Ele é apontado nas investigações como o destinatário central das vantagens indevidas e como agente público que teria utilizado o mandato parlamentar para beneficiar o banqueiro. Ciro Nogueira, ex-ministro da Casa Civil do governo Jair Bolsonaro (PL), está proibido de manter contato com outros investigados e com testemunhas do caso.
O irmão do senador, Raimundo Neto e Silva Nogueira Lima, também foi alvo da operação. Ele terá que usar tornozeleira eletrônica, entregar o passaporte e não poderá se comunicar com outros envolvidos. Felipe Cançado Vorcaro, primo do ex-banqueiro, foi preso temporariamente. Ele é apontado pela PF como operador financeiro de Vorcaro, responsável pela ponte entre decisões estratégicas e a execução material das movimentações financeiras e societárias.

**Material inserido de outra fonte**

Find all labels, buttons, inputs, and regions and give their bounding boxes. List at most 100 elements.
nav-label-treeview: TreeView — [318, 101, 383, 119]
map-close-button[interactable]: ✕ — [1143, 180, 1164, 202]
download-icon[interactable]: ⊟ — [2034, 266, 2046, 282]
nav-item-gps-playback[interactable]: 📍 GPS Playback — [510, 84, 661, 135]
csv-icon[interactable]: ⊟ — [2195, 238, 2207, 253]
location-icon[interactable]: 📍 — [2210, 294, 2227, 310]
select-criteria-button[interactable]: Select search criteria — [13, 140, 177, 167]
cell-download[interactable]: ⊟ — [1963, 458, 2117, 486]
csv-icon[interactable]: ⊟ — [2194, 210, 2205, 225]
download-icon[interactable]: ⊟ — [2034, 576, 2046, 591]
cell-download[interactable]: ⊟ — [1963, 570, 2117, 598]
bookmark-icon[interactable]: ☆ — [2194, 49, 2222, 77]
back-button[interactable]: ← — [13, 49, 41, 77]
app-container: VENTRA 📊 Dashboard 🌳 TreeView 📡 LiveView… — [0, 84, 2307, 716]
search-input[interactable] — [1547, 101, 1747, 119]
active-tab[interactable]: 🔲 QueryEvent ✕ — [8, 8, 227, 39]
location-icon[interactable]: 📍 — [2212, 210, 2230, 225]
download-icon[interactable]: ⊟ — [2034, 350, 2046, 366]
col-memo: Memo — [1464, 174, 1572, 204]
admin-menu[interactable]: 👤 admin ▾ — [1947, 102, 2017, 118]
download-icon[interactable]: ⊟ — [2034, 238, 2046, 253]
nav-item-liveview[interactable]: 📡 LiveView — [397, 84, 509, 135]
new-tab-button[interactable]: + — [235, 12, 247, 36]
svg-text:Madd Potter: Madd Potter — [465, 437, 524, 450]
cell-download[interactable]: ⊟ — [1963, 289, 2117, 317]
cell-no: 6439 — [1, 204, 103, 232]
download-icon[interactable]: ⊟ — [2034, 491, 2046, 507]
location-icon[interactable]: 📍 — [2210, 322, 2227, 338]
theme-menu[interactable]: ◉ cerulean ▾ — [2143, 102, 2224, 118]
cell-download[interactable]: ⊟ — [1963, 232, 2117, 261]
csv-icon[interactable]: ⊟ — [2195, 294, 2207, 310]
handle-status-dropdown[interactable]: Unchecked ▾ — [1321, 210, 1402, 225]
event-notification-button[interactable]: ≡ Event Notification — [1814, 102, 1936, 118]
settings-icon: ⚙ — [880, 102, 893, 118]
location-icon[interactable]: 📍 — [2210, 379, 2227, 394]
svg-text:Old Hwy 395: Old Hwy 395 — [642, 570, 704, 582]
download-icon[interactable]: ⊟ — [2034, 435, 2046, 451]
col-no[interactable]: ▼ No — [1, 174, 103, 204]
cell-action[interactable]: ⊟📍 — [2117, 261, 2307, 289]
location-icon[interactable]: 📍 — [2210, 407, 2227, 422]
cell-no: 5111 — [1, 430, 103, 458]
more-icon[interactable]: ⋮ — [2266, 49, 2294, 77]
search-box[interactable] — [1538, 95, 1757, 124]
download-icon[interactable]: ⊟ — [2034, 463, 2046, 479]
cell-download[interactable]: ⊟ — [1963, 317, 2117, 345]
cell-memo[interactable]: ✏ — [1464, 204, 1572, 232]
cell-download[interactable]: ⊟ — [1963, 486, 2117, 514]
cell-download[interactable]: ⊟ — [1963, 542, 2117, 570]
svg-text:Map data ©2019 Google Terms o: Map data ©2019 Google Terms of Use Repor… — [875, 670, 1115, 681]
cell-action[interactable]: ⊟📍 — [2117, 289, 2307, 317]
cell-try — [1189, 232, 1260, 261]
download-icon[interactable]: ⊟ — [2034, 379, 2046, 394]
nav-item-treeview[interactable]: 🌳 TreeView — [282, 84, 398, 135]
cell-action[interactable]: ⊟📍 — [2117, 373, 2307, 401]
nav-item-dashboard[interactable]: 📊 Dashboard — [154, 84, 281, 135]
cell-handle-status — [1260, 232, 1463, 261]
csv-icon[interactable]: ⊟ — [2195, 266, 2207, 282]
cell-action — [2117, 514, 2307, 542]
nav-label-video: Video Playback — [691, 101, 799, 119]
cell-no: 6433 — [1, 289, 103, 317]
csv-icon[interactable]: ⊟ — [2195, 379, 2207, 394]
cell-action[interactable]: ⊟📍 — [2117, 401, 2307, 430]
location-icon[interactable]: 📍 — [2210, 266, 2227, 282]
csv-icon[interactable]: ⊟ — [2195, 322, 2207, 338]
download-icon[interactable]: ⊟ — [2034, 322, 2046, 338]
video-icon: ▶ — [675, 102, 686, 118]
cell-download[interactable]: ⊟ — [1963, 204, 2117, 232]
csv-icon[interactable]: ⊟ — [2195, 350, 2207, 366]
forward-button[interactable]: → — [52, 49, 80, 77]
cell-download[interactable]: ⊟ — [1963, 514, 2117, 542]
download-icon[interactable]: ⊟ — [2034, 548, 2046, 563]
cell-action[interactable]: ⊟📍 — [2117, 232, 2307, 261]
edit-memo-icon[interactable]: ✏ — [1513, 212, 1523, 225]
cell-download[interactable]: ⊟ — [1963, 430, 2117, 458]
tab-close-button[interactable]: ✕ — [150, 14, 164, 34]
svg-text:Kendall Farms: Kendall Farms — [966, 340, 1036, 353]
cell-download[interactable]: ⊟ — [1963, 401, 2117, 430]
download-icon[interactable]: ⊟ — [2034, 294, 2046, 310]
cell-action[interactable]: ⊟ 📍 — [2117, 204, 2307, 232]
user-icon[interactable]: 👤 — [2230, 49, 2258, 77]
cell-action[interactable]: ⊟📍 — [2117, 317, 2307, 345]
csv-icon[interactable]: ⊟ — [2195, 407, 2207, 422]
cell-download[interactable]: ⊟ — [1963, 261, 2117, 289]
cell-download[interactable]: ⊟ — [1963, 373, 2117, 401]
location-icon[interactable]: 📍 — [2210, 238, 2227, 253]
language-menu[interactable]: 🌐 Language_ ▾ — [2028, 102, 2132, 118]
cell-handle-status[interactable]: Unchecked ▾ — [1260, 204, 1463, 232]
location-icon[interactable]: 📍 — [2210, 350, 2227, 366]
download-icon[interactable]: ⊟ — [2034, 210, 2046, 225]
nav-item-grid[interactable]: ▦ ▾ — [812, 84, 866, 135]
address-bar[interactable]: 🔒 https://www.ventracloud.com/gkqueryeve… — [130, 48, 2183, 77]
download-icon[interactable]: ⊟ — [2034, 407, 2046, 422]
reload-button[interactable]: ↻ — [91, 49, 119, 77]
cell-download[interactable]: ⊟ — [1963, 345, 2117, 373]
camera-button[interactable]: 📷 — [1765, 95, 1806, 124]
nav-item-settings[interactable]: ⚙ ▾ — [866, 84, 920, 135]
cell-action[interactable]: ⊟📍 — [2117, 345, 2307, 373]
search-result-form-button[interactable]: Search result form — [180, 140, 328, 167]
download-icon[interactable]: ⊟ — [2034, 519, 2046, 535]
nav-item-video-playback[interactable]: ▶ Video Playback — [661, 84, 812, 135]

Ao todo, são cumpridos 10 mandados de busca e apreensão, além da prisão temporária, nos estados do Piauí, São Paulo, Minas Gerais e no Distrito Federal. A PF também determinou o bloqueio de bens, direitos e valores no montante de R$ 18,85 milhões. As ações judiciais foram autorizadas pelo ministro André Mendonça, relator do caso no Supremo Tribunal Federal (STF).
O ex-presidente do Banco de Brasília (BRB), Paulo Henrique Costa, e o advogado Daniel Monteiro foram presos na fase anterior da operação, em abril. Daniel Vorcaro continua preso na Superintendência da PF em Brasília, enquanto sua defesa negocia uma possível delação premiada.